En todo este proceso, la Liga de Naciones y otros organismos multilaterales intentaron organizar conferencias y cumbres para frenar la caída en el proteccionismo. Pero todas esas tertulias fracasaron.
Durante la Gran Depresión, las acusaciones de manipulación monetaria conformaron el ímpetu principal detrás de las medidas proteccionistas. El mismo tipo de retórica se escucha hoy de boca de Trump, tanto cuando critica a la Reserva Federal de Estados Unidos por ajustar la política monetaria como cuando sostiene –falsamente- que China está depreciando artificialmente el renminbi.

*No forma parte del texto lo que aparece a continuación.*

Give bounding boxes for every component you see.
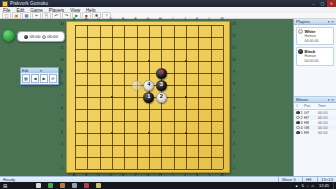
move-time-cell: 00:00	[318, 131, 334, 135]
coord-label-right: 6	[233, 106, 235, 110]
coord-label-left: 9	[61, 70, 63, 74]
move-number-cell: 1	[296, 111, 304, 115]
palette-next-button[interactable]: ▶	[40, 74, 48, 83]
window-title: Piskvork Gomoku	[10, 1, 309, 6]
players-panel-title: Players	[296, 19, 326, 24]
move-row[interactable]: 5H900:00	[294, 130, 336, 135]
grid-line-horizontal	[75, 121, 223, 122]
coord-label-left: 5	[61, 118, 63, 122]
taskbar-app-red-icon[interactable]	[84, 183, 89, 188]
new-board-button[interactable]: ▢	[2, 12, 11, 19]
white-time: 05:00	[47, 34, 57, 39]
minimize-button[interactable]: –	[309, 0, 318, 7]
star-point	[185, 60, 187, 62]
star-point	[111, 132, 113, 134]
move-position-cell: H9	[304, 131, 318, 135]
coord-label-left: 7	[61, 94, 63, 98]
turn-indicator-light	[2, 29, 15, 42]
edit-palette-window: Edit ✕ ▦◀▶⟳	[20, 67, 59, 85]
clock-times: 05:00 05:00	[17, 31, 65, 42]
players-panel: Players ▾ ✕ WhiteHuman00:00:00BlackHuman…	[294, 19, 336, 97]
move-number-cell: 5	[296, 131, 304, 135]
coord-label-right: 8	[233, 82, 235, 86]
coord-label-right: 12	[232, 34, 236, 38]
moves-table-rows: 1G700:002H700:003H800:004G800:005H900:00	[294, 110, 336, 135]
stone-1: 1	[143, 92, 154, 103]
maximize-button[interactable]: ▢	[318, 0, 327, 7]
palette-title: Edit	[22, 69, 40, 73]
coord-label-right: 1	[233, 166, 235, 170]
coord-label-left: 2	[61, 154, 63, 158]
save-button[interactable]: ▦	[22, 12, 31, 19]
star-point	[185, 96, 187, 98]
taskbar-app-yellow-icon[interactable]	[96, 183, 101, 188]
palette-title-bar[interactable]: Edit ✕	[21, 68, 58, 73]
players-close-icon[interactable]: ✕	[331, 20, 334, 24]
start-button[interactable]: ⊞	[0, 182, 10, 189]
coord-label-left: 1	[61, 166, 63, 170]
application-window: Piskvork Gomoku – ▢ ✕ FileEditGamePlayer…	[0, 0, 336, 189]
taskbar-app-green-icon[interactable]	[48, 183, 53, 188]
grid-line-horizontal	[75, 157, 223, 158]
grid-line-horizontal	[75, 109, 223, 110]
palette-grid-button[interactable]: ▦	[22, 74, 30, 83]
close-button[interactable]: ✕	[327, 0, 336, 7]
stone-ghost	[131, 80, 142, 91]
star-point	[185, 132, 187, 134]
redo-button[interactable]: ↷	[62, 12, 71, 19]
move-time-cell: 00:00	[318, 116, 334, 120]
player-card-white[interactable]: WhiteHuman00:00:00	[296, 27, 334, 45]
player-card-black[interactable]: BlackHuman00:00:00	[296, 47, 334, 65]
coord-label-left: 11	[60, 46, 64, 50]
move-row[interactable]: 2H700:00	[294, 115, 336, 120]
coord-label-right: 11	[232, 46, 236, 50]
coord-label-right: 2	[233, 154, 235, 158]
palette-buttons: ▦◀▶⟳	[21, 73, 58, 84]
move-position-cell: G7	[304, 111, 318, 115]
move-position-cell: G8	[304, 126, 318, 130]
stone-2: 2	[156, 92, 167, 103]
game-clock-widget: 05:00 05:00	[2, 29, 64, 43]
black-stone-icon	[296, 121, 300, 125]
star-point	[111, 96, 113, 98]
players-collapse-icon[interactable]: ▾	[328, 20, 330, 24]
system-tray: ▲⇅♪⚠12:45	[295, 183, 331, 188]
coord-label-right: 10	[232, 58, 236, 62]
player-cards: WhiteHuman00:00:00BlackHuman00:00:00	[294, 25, 336, 66]
white-stone-icon	[296, 126, 300, 130]
windows-taskbar: ⊞ ▲⇅♪⚠12:45	[0, 182, 336, 189]
coord-label-left: 3	[61, 142, 63, 146]
moves-column-header: Time	[318, 104, 334, 108]
move-time-cell: 00:00	[318, 121, 334, 125]
star-point	[111, 60, 113, 62]
moves-panel: Moves ▾ ✕ #PosTime 1G700:002H700:003H800…	[294, 97, 336, 176]
white-stone-icon	[298, 29, 303, 34]
coord-label-right: 4	[233, 130, 235, 134]
move-number-cell: 4	[296, 126, 304, 130]
move-number-cell: 3	[296, 121, 304, 125]
tray-icon[interactable]: ⚠	[311, 183, 314, 188]
gomoku-board[interactable]: 12345	[66, 21, 230, 173]
coord-label-left: 13	[60, 22, 64, 26]
white-stone-icon	[42, 35, 46, 39]
palette-prev-button[interactable]: ◀	[31, 74, 39, 83]
stone-5: 5	[156, 68, 167, 79]
coord-label-right: 13	[232, 22, 236, 26]
coord-label-left: 10	[60, 58, 64, 62]
copy-button[interactable]: ⎘	[42, 12, 51, 19]
star-point	[148, 132, 150, 134]
grid-line-vertical	[211, 25, 212, 169]
cut-button[interactable]: ✂	[32, 12, 41, 19]
moves-table-header: #PosTime	[294, 103, 336, 110]
move-row[interactable]: 3H800:00	[294, 120, 336, 125]
taskbar-apps	[36, 183, 101, 188]
stone-4: 4	[143, 80, 154, 91]
move-position-cell: H7	[304, 116, 318, 120]
black-stone-icon	[296, 131, 300, 135]
star-point	[148, 60, 150, 62]
open-button[interactable]: ▣	[12, 12, 21, 19]
tray-icon[interactable]: ♪	[307, 184, 309, 188]
coord-label-right: 7	[233, 94, 235, 98]
moves-panel-title: Moves	[296, 97, 326, 102]
moves-column-header: #	[296, 104, 304, 108]
taskbar-clock[interactable]: 12:45	[319, 183, 329, 188]
coord-label-right: 5	[233, 118, 235, 122]
player-info-line: 00:00:00	[298, 59, 332, 64]
palette-close-icon[interactable]: ✕	[40, 69, 58, 73]
taskbar-app-white-icon[interactable]	[36, 183, 41, 188]
move-time-cell: 00:00	[318, 126, 334, 130]
taskbar-app-gray-icon[interactable]	[72, 183, 77, 188]
white-stone-icon	[296, 116, 300, 120]
move-position-cell: H8	[304, 121, 318, 125]
coord-label-left: 8	[61, 82, 63, 86]
side-panel-column: Players ▾ ✕ WhiteHuman00:00:00BlackHuman…	[293, 19, 336, 176]
grid-line-vertical	[174, 25, 175, 169]
tray-icon[interactable]: ▲	[295, 184, 299, 188]
undo-button[interactable]: ↶	[52, 12, 61, 19]
coord-label-left: 6	[61, 106, 63, 110]
moves-close-icon[interactable]: ✕	[331, 98, 334, 102]
move-number-cell: 2	[296, 116, 304, 120]
black-stone-icon	[296, 111, 300, 115]
grid-line-horizontal	[75, 145, 223, 146]
move-time-cell: 00:00	[318, 111, 334, 115]
grid-line-horizontal	[75, 169, 223, 170]
grid-line-vertical	[198, 25, 199, 169]
stone-3: 3	[156, 80, 167, 91]
move-row[interactable]: 1G700:00	[294, 110, 336, 115]
black-time: 05:00	[30, 34, 40, 39]
coord-label-left: 4	[61, 130, 63, 134]
move-row[interactable]: 4G800:00	[294, 125, 336, 130]
app-icon	[2, 1, 8, 7]
title-bar: Piskvork Gomoku – ▢ ✕	[0, 0, 336, 7]
tray-icon[interactable]: ⇅	[301, 183, 304, 188]
coord-label-right: 9	[233, 70, 235, 74]
black-stone-icon	[24, 35, 28, 39]
grid-line-vertical	[223, 25, 224, 169]
taskbar-app-orange-icon[interactable]	[60, 183, 65, 188]
moves-column-header: Pos	[304, 104, 318, 108]
coord-label-right: 3	[233, 142, 235, 146]
workspace: AABBCCDDEEFFGGHHIIJJKKLLMM13131212111110…	[0, 19, 336, 176]
player-info-line: 00:00:00	[298, 39, 332, 44]
palette-rotate-button[interactable]: ⟳	[49, 74, 57, 83]
moves-collapse-icon[interactable]: ▾	[328, 98, 330, 102]
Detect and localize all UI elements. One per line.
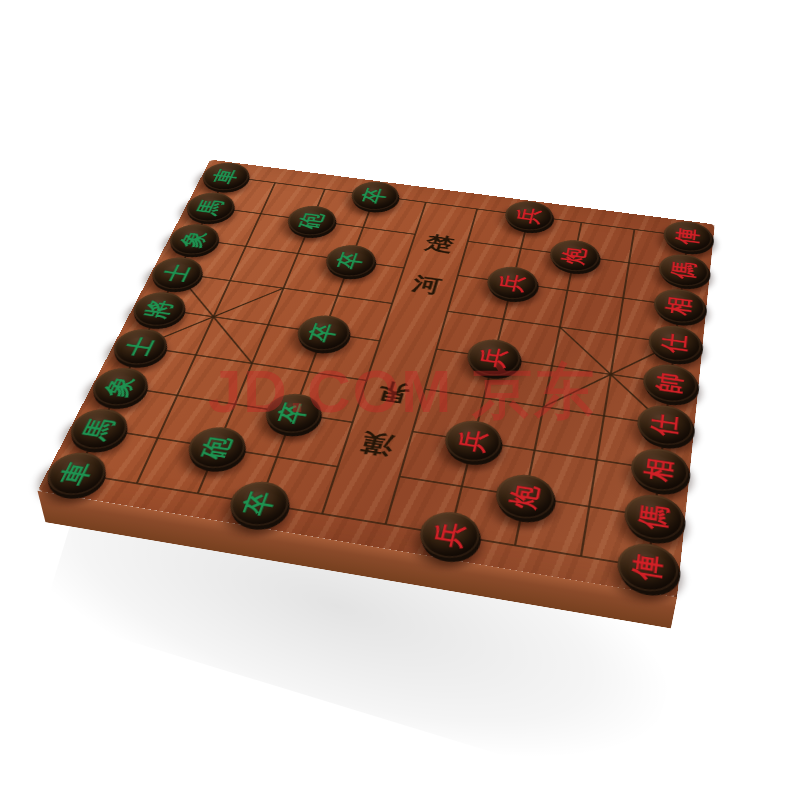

La lección de la Gran Depresión es clara: las guerras comerciales destinadas a fortalecer la seguridad nacional en verdad terminan socavándola. Esto es especialmente válido en el caso de las alianzas defensivas, porque las barreras comerciales obligan a los aliados a forjar vínculos más estrechos con la misma potencia revisionista que supuestamente había que contener.
Éste es precisamente el escenario que está en juego hoy. La retórica proteccionista de Trump es una respuesta al dramático ascenso de China. Pero al lanzar una guerra arancelaria que también afecta a la Unión Europea y a Canadá, Trump está logrando que China parezca un socio más atractivo que Estados Unidos. Sin duda, Trump y el presidente de la Comisión Europea, Jean-Claude Juncker, ahora han alcanzado un acuerdo preliminar para apaciguar la pelea arancelaria de Estados Unidos y la UE. Pero Trump ya ha enturbiado la alianza transatlántica. Al igual que los vecinos de Alemania en los años 1930, Europa y Canadá pueden sentir que no tienen otra opción que buscar un socio más abierto –o al menos más estable.
El viaje de Trump a Europa el mes pasado hizo mucho a la hora de destruir las alianzas que han mantenido la estabilidad global desde el fin de la Segunda Guerra Mundial. Y su conferencia de prensa abnegada con el presidente ruso, Vladimir Putin, tuvo más que un tufillo de apaciguamiento al estilo Chamberlain. Si Trump realmente quisiera que China le resultara más atractiva al mundo, entonces no tendría más que seguir adelante con su guerra contra el libre comercio y las instituciones multilaterales que surgieron de las ruinas de 1945.